Lo spazio dei sogni
- Autore: David Lynch
- Genere: Storie vere
- Categoria: Saggistica
- Casa editrice: Mondadori
- Anno di pubblicazione: 2018
Si tratta di un visionario autentico oppure gioca a fare l’artista indecifrabile? La domanda è legittima: Lynch colpisce la sensibilità in un modo unico, e lo scetticismo risponde con una reazione allergica.
Oggi, con una produzione di dieci lungometraggi (di cui sei candidati all’Oscar), sei prodotti per la televisione e un numero pressoché incalcolabile di esperimenti visuali tra cortometraggi, mostre fotografiche e pittoriche, allestimenti e regie teatrali, David Lynch è una cifra imprescindibile per chi si accosta alla narrazione per immagini, è, come pochi altri, un autore che ha definito un metro.
“Lynchiano” è il termine che, dai mormorii nei cinema d’essai di Los Angeles dove veniva proiettato a mezzanotte l’allucinante Eraserhead, si è diffuso attraverso un passaparola fino a trovare la sua dignità nelle colonne di critica cinematografica degli ultimi trent’anni.
Lo spazio dei sogni (Mondadori, 2018, trad. L. Fusari e S. Prencipe) è la porta di servizio che conduce nel capanno degli attrezzi di quest’uomo del Midwest, che non ha mai smesso di lavorare con un martello, qualche asse di legno e spanne di cavo elettrico. Il libro attraversa i settant’anni di vita e di esplosiva immaginazione di David Lynch, e la sua struttura è semplice e vincente: in un capitolo la giornalista Kristine McKenna intervista amici, parenti e collaboratori dell’artista per delineare una porzione della sua vita, e nel successivo lascia che a parlare dei medesimi episodi sia proprio Lynch, non ponendo freni alle sue divagazioni, alla sua capacità inquietante di fissarsi su dettagli grossi come una cellula e di trascurare eventi colossali.
Quindi ecco l’uomo: affascinato sin dall’infanzia dai boschi, che attraversava seguendo il padre, curatore forestale, incoraggiato insieme ai fratelli a mettere mani su ogni attrezzo per dare forma alle idee, invaghito in senso quasi edipico degli anni ’50, età dell’oro sulla quale incombeva un’indecifrabile ombra; già dagli anni del college sente che l’arte, che in quel momento per lui prende la sembianza della pittura, è ispirazione, visione scollegata dal quotidiano, ma che richiede metodo, tecnica ma soprattutto un abbandono totale.

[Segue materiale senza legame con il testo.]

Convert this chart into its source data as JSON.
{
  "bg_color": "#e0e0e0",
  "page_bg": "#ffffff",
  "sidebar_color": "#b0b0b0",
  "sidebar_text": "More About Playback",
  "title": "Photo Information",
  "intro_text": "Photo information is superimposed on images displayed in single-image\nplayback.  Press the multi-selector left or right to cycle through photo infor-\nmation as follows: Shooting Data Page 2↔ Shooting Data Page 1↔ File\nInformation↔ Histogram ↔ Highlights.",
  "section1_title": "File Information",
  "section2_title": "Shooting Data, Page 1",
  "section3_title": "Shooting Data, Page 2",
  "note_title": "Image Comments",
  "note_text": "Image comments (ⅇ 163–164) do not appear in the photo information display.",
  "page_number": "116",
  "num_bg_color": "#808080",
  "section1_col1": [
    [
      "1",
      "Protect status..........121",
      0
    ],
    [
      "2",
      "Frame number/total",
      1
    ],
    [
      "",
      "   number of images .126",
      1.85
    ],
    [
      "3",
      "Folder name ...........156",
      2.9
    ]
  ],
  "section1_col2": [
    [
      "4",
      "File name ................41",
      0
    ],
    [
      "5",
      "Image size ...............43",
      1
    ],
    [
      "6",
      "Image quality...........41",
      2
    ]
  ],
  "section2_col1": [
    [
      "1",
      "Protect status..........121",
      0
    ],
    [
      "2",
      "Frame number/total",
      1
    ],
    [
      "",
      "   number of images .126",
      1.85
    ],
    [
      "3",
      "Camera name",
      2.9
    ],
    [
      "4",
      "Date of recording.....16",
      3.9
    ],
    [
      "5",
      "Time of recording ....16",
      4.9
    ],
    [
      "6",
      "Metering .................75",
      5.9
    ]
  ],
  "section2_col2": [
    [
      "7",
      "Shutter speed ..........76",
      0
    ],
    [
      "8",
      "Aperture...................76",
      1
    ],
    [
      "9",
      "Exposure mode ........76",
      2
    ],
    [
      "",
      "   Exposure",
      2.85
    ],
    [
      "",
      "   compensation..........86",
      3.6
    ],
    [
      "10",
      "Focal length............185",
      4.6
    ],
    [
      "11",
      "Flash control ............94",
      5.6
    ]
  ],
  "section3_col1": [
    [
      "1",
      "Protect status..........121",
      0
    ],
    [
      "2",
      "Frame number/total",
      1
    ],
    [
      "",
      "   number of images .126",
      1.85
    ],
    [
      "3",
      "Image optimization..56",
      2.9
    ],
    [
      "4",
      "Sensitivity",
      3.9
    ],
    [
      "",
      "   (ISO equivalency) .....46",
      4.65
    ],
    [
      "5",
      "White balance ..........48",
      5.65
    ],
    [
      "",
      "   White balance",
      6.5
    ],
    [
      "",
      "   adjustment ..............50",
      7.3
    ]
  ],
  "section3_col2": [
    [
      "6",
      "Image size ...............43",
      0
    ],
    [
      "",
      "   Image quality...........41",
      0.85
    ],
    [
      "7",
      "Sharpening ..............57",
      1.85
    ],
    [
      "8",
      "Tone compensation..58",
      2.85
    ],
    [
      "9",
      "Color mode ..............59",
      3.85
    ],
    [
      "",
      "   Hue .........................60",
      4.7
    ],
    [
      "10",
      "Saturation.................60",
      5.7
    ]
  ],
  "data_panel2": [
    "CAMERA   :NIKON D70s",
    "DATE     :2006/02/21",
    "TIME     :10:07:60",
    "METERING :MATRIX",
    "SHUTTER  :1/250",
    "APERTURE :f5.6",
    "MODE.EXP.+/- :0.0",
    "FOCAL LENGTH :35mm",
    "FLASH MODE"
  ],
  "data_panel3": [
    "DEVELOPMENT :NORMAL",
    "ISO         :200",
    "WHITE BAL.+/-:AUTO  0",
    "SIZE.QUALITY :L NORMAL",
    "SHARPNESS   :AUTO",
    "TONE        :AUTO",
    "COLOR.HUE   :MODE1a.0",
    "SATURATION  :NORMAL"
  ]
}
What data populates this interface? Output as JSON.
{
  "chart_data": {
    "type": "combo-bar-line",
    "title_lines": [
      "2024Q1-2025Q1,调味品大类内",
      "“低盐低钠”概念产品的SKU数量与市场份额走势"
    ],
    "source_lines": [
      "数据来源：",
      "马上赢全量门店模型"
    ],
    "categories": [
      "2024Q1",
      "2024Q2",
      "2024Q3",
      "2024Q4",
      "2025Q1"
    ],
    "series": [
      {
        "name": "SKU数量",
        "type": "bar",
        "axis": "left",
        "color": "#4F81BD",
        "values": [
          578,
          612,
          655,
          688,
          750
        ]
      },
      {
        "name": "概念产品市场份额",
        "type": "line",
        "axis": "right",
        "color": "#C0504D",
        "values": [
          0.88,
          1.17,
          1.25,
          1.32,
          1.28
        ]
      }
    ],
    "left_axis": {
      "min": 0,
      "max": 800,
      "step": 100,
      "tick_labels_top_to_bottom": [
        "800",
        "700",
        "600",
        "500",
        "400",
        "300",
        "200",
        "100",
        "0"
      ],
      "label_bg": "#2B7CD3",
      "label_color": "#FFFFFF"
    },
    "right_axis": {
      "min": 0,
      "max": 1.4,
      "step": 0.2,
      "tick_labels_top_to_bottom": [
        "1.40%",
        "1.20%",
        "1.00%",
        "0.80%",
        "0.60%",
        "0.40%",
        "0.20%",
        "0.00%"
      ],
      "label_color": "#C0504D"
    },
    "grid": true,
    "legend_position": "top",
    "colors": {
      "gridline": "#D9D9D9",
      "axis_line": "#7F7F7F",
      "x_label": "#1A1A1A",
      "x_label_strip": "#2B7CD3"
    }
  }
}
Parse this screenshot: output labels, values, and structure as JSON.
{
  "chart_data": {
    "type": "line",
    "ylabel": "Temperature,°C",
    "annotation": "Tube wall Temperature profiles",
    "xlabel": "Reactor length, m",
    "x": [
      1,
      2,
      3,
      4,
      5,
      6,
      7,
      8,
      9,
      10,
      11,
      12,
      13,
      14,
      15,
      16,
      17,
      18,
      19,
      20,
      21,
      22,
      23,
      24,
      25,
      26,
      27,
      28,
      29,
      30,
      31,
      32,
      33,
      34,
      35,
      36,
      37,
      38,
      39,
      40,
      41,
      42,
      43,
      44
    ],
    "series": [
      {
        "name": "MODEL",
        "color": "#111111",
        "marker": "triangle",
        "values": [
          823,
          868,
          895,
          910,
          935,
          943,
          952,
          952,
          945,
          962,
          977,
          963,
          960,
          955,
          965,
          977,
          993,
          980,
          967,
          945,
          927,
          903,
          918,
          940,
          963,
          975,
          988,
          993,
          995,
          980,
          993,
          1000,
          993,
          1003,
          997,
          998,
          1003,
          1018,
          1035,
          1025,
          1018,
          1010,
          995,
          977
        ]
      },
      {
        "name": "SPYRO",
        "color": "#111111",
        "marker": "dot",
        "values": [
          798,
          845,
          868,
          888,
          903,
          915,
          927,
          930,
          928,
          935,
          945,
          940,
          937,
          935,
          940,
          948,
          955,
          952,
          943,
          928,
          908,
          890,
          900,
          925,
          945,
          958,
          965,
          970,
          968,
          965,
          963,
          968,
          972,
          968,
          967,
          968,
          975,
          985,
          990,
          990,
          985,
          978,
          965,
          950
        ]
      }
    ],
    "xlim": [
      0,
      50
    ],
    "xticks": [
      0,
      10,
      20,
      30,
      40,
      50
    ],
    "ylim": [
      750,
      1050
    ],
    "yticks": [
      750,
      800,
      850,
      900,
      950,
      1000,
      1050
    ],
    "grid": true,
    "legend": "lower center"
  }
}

David Lynch è amato da tutti quelli che lo hanno incontrato, che hanno avuto l’occasione di sedersi al tavolo di un diner per bere un caffè con lui o che hanno collaborato su un set da lui diretto: dalle pagine, da ogni intervista, trabocca la luce di un uomo innamorato ed entusiasta di ogni particella del proprio lavoro, della vita, delle opportunità avute e del grande circo dell’umanità.
Sopra ciascuna esperienza artistica, il filo che tiene insieme tutte le perle prodotte dal suo ingegno e che le rende una collana unica, resta il rapporto con la meditazione trascendentale, di cui oggi Lynch è portavoce a livello mondiale, insegnante e curatore di seminari, conosciuta attraverso il guru Maharishi. Nelle parole del regista sembra che in questa pratica costante ci sia il segreto della sua incapacità di prendere la vita per il verso sbagliato, la chiave interpretativa delle sue opere (che, nell’opinione di Lynch e di chi ha lavorato per lui, non vanno decifrate, ma solo vissute) e la fonte della sua inesauribile energia.
Sulla scorta di un’intuizione, più spesso di un sogno, il regista racconta di aver progettato e realizzato con le sue mani i dettagli di tutte le sue opere: il rossetto di Laura Dern su INLAND EMPIRE, il pettirosso imbalsamato e mosso con un pezzo di fil di ferro nell’ultima scena di Velluto blu, ma anche abiti, oggetti di scena e macchinari.
Lo spazio dei sogni è il libro indispensabile per chi ama i suoi film, tanto oscuri quanto rivelatori, per chi si è smarrito nei boschi di Twin Peaks o nei corridoi della casa di Fred Madison su Strade perdute. È tuttavia un libro consigliatissimo anche a chi ha sempre avuto difficoltà ad apprezzare la narrativa lynchiana, a chi ha preferito accontentarsi per molto tempo di liquidare la sua produzione dietro l’etichetta di deliri autocompiaciuti.
È un pezzo, pulsante e pieno di carne, della vita di un uomo che non ha mai smesso di pranzare con un panino col pomodoro, bere una quantità smodata di caffè e guardare al cielo con l’attenzione di un bambino.